Cherishing the cherry blossoms
If you’re wondering what time of year to visit Japan, why not let nature make the decision for you? Time your trip with the blooming of cherry blossoms and you’ll see the festive side of Japanese life as locals gather to celebrate this wondrous time of year.
The cherry blossom front (sakura-zensen) moves from south to north along with the warmer temperatures. The first blossoms appear on trees on the islands around Okinawa as early as mid-January, and the last in the cooler, northern parts of the country, such as Hokkaido, in early May.
The stunning blooms usually last no longer than a couple of weeks, their fleeting nature symbolising to the Japanese the impermanence of beauty. The Japanese concept of mono no aware is the wistful realisation that nothing lasts forever.
Still, while the blossoms are blooming, locals make the most of it with long picnics, or hanami under the trees day and night with plenty of food, beer and sake to stoke the festive spirit.

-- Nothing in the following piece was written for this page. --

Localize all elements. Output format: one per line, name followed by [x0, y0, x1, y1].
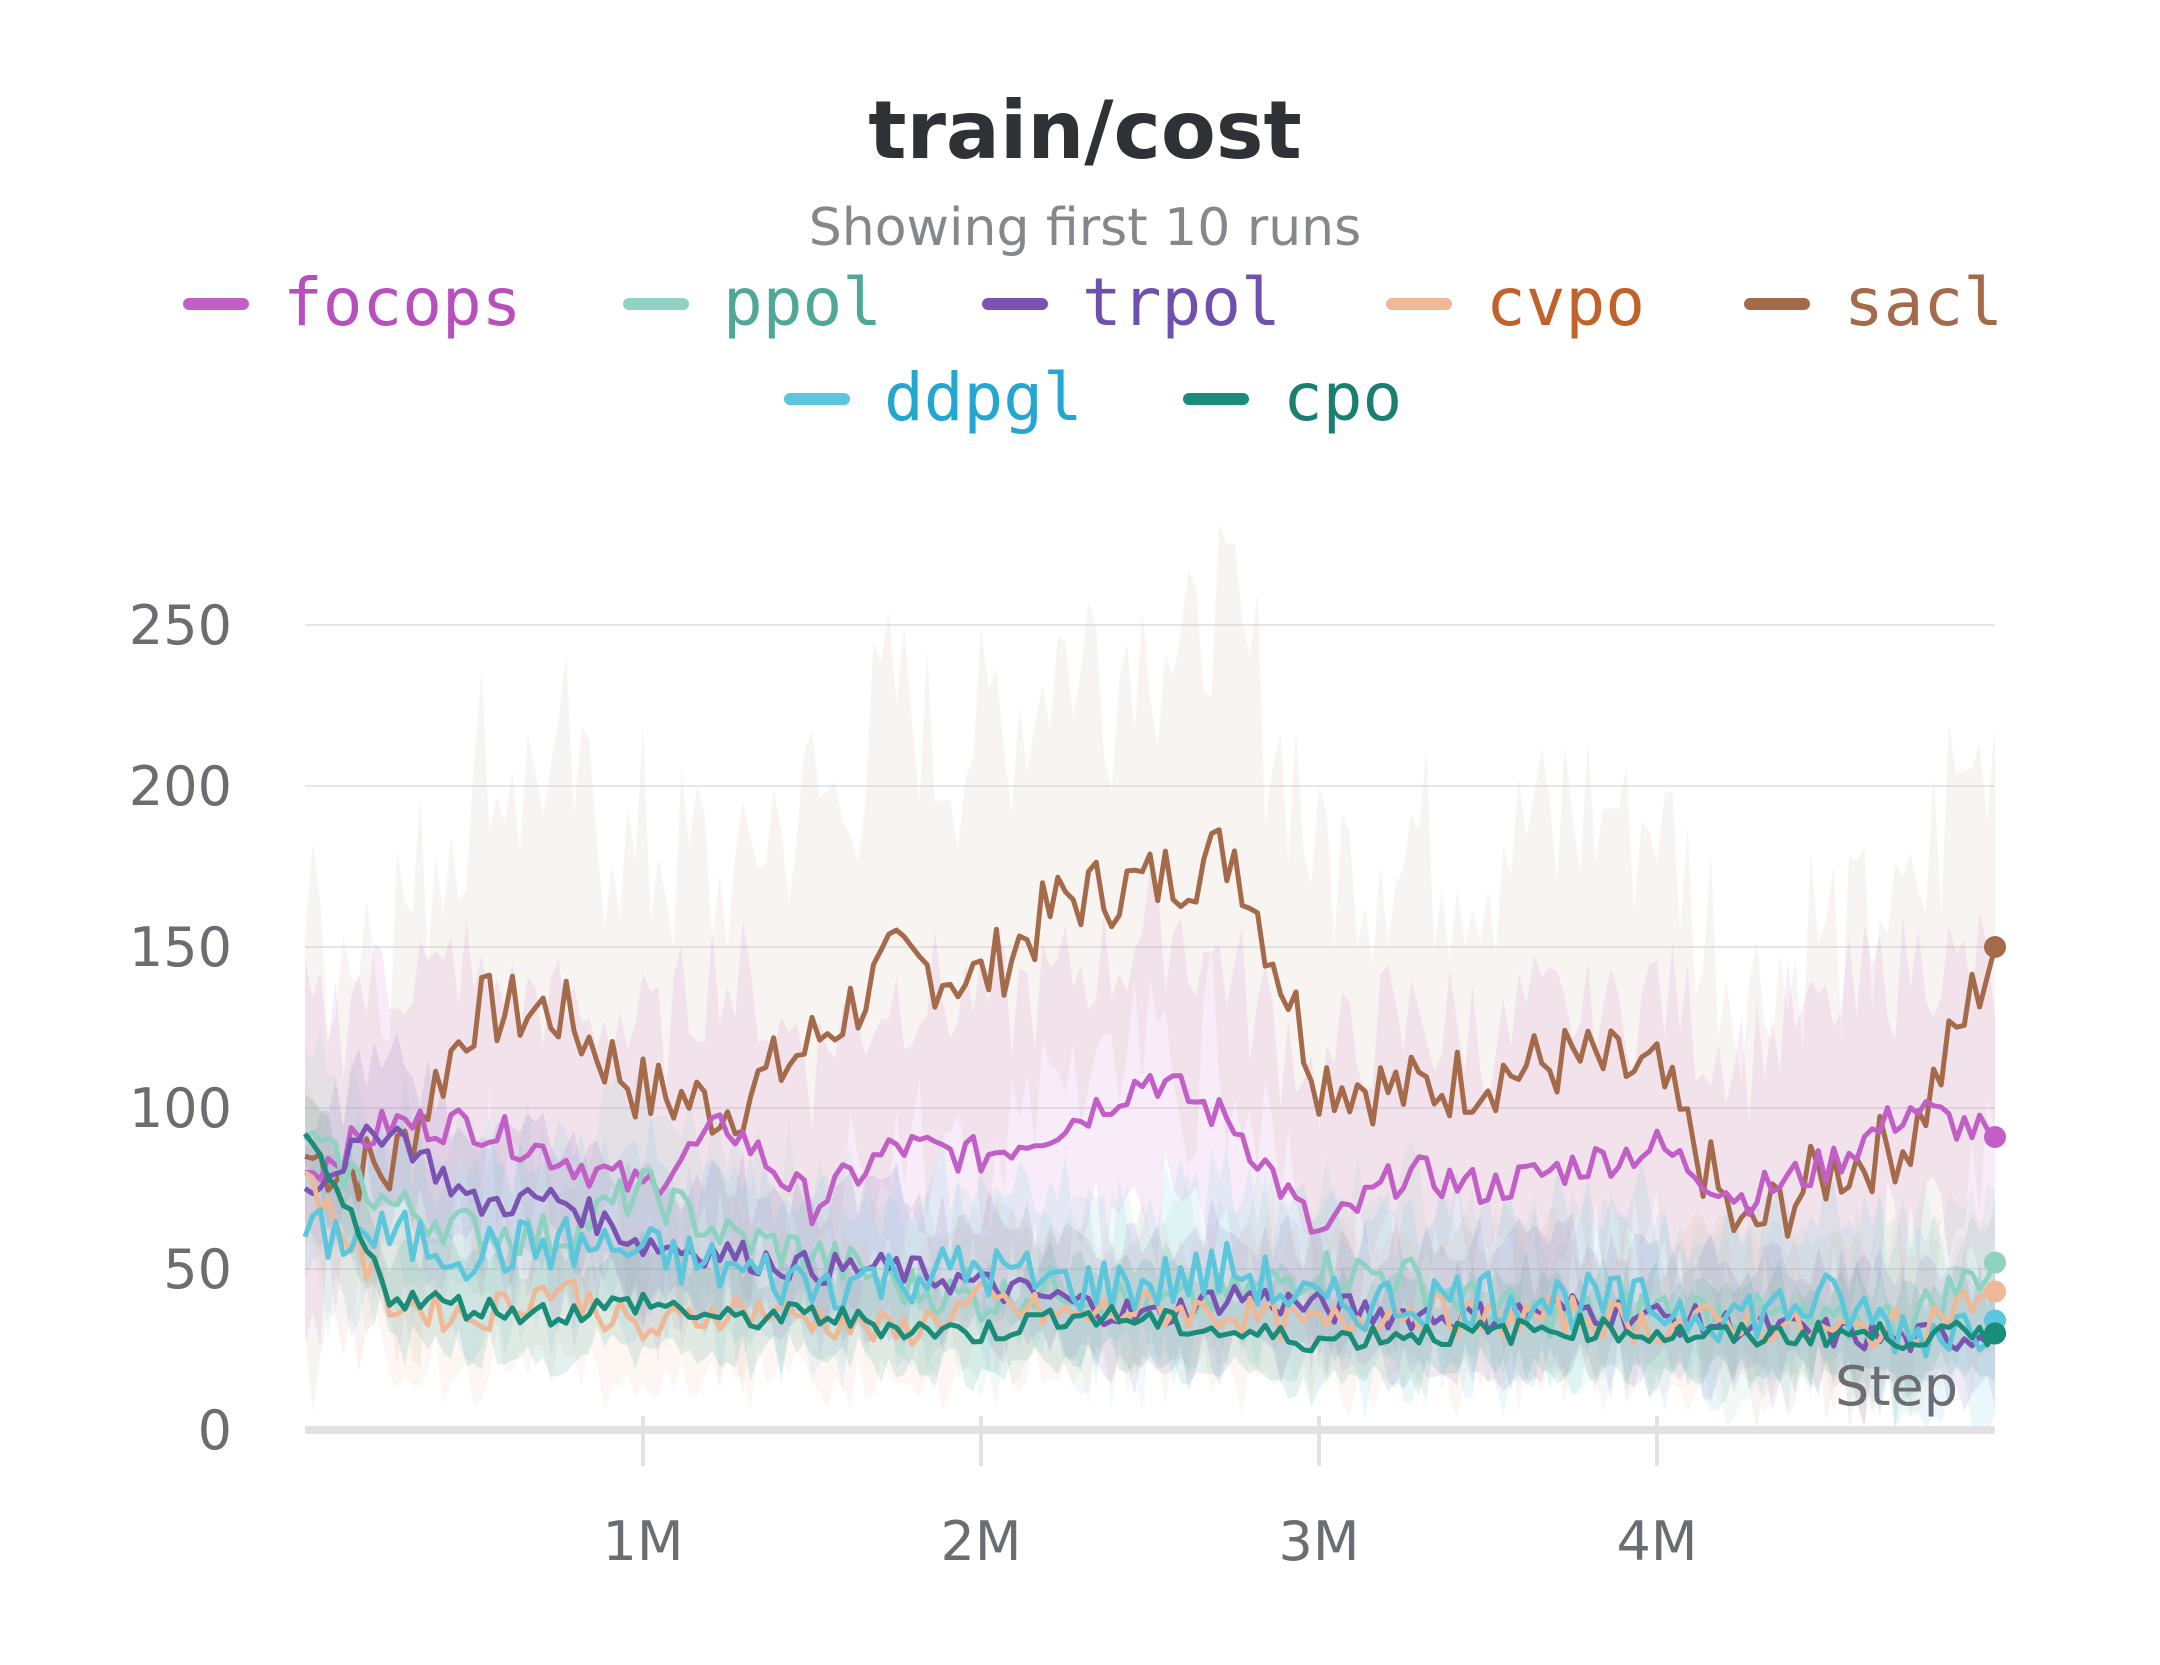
- end-point-cpo: [1984, 1322, 2006, 1345]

The hanami tradition started in the Nara period with feasts for royalty under the sakura trees in Kyoto’s Imperial Court. By the Edo period, common folk had also adopted the tradition, and now people from around the world come to Japan to join in the celebrations.
Along with the joyous parties under the trees are festivals with parades, performing arts, music and lanterns. Vendors sell special foods and handmade goods, and you can partake in tea ceremonies under cherry trees.
Cherry blossoms bloom throughout the country but there are a few cities and regions famous for their hanami festivals. In Tokyo, popular Ueno Park has 1000 flowering cherry trees that draw the crowds but if you’re looking for a destination a little less rowdy, head to Shinjuku-gyōen, one of Tokyo’s biggest parks. Maruyama Park, in Kyoto, is the place to be – a huge weeping cherry tree makes a special centrepiece, especially when lit up at night.